Every once in a while comes a film that grips you, makes you sit up and wraps itself around you. The Tamil film, Aruvi (waterfall), is one such.

Published: 10th February 2018 10:00 PM  |   Last Updated: 10th February 2018 07:22 PM   |  A+A-

Sunish P Surendran

Express News Service

Every once in a while comes a film that grips you, makes you sit up and wraps itself around you. The Tamil film, Aruvi (waterfall), is one such. It begins endearingly capturing the bond between a father and daughter but gathers a velocity of its own as it chronicles the struggles of an HIV+ girl, exposes threadbare the double standards and chauvinistic attitudes in society, even as it makes you laugh, cry and see the anger.

The film won awards for best debut actress, best debut director, best editor and best production at the Ananda Vikantan Awards held in Chennai last month.  

Aditi Balan

And both director and the actress are happy with the response the movie has been getting even a month after the release. Actor Aditi Balan, who played Aruvi, says, “Lots of people called me and cried. They shared their personal experiences. Many turned emotional. This is something I had not expected.”
The debutant director, Arun Prabhu, believes along with the  overwhelming response comes a great deal of responsibility. “The film has given me an opportunity to meet a lot of new people.”

On being asked what he intended the film to do, Prabhu says, “The one concrete idea that I had when I set out to make Aruvi was that the film should reflect the perspectives of people.”
Early on, Prabhu knew he had a winner on his hands. When he narrated the script to several groups beginning with his own nephews and nieces, he remembers, “They reacted very positively and were curious to know what happened to that Akka.”

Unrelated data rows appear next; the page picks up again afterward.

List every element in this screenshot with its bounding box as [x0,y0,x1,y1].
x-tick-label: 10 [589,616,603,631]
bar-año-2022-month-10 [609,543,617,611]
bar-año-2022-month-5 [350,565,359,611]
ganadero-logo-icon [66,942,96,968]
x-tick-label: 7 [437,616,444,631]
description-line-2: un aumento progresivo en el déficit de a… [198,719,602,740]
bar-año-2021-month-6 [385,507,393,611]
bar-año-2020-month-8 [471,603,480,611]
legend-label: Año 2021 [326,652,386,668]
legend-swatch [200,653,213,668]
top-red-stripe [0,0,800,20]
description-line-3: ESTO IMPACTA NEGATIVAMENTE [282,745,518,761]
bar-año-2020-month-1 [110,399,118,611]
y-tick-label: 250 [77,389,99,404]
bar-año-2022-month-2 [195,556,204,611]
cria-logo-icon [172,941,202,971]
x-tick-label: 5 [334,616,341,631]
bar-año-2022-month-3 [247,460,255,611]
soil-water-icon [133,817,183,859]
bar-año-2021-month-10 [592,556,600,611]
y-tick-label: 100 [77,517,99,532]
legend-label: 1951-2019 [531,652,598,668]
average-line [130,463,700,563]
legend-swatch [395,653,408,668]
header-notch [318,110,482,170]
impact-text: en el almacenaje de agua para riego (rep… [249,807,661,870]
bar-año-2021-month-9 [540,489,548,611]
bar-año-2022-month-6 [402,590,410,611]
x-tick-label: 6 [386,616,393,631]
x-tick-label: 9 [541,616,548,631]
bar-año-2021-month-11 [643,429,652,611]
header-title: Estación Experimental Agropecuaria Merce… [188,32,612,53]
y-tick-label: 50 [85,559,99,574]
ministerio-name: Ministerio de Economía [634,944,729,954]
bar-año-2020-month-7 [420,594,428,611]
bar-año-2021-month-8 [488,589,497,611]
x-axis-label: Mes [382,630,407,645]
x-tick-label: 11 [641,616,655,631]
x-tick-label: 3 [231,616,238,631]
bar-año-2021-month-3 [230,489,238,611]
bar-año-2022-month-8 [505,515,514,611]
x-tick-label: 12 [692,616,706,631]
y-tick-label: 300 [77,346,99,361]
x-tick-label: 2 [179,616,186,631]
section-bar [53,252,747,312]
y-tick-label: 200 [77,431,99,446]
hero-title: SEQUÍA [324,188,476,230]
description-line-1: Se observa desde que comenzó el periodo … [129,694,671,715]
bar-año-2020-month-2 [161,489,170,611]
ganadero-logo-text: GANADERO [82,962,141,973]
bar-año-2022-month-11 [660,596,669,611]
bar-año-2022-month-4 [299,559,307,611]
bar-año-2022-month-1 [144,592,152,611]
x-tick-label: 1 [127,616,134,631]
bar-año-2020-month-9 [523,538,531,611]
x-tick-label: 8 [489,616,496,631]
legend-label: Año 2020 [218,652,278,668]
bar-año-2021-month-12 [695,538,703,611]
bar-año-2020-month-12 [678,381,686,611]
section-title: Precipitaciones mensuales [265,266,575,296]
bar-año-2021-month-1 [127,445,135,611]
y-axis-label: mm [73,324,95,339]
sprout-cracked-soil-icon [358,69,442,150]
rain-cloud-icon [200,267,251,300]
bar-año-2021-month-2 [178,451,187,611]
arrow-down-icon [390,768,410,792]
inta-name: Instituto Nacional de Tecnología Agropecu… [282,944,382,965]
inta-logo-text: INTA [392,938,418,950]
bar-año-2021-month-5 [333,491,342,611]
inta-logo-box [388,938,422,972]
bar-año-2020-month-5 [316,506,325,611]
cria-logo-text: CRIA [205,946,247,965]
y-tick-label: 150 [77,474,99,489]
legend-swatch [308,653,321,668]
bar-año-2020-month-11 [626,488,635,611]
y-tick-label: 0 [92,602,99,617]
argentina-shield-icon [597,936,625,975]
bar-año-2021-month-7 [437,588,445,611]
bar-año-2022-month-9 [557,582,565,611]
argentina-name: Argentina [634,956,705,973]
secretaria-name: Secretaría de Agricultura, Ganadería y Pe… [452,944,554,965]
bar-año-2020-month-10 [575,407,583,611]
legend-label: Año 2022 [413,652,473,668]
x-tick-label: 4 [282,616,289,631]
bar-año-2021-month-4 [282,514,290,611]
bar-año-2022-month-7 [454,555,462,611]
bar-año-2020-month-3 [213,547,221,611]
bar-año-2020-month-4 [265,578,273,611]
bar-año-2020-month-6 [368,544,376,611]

Like many successful ventures Aruvi had its share of initial delays. Work began on the film in 2013 and it was ready in 2015. It had a good festival run for a year. The international premiere was at the Shanghai International Film Festival. “And the response was simply overwhelming. Although there was a huge language barrier since I could only communicate in English and the audience wrote appreciation letters in Mandarin,” says Prabhu. Despite being critically acclaimed, the film had to wait to get a release date, as the producers had other films lined up, adds Prabhu.

On successfully playing her character, Balan says, “It was largely because the team made me comfortable. In the school scenes, I had to be myself. Usually I am a little dramatic when I speak. Here I had to speak in a more deliberate fashion. For the final shoots, I was on a 45-day diet plan to lose weight and had to get into a mental zone where I was watching videos of HIV+ patients. I acted in the film but the entire credit goes to the director.”

Another thing about Aruvi was the promotions that were done only through social media, yet the movie was a blockbuster by grossing 100 times its small budget.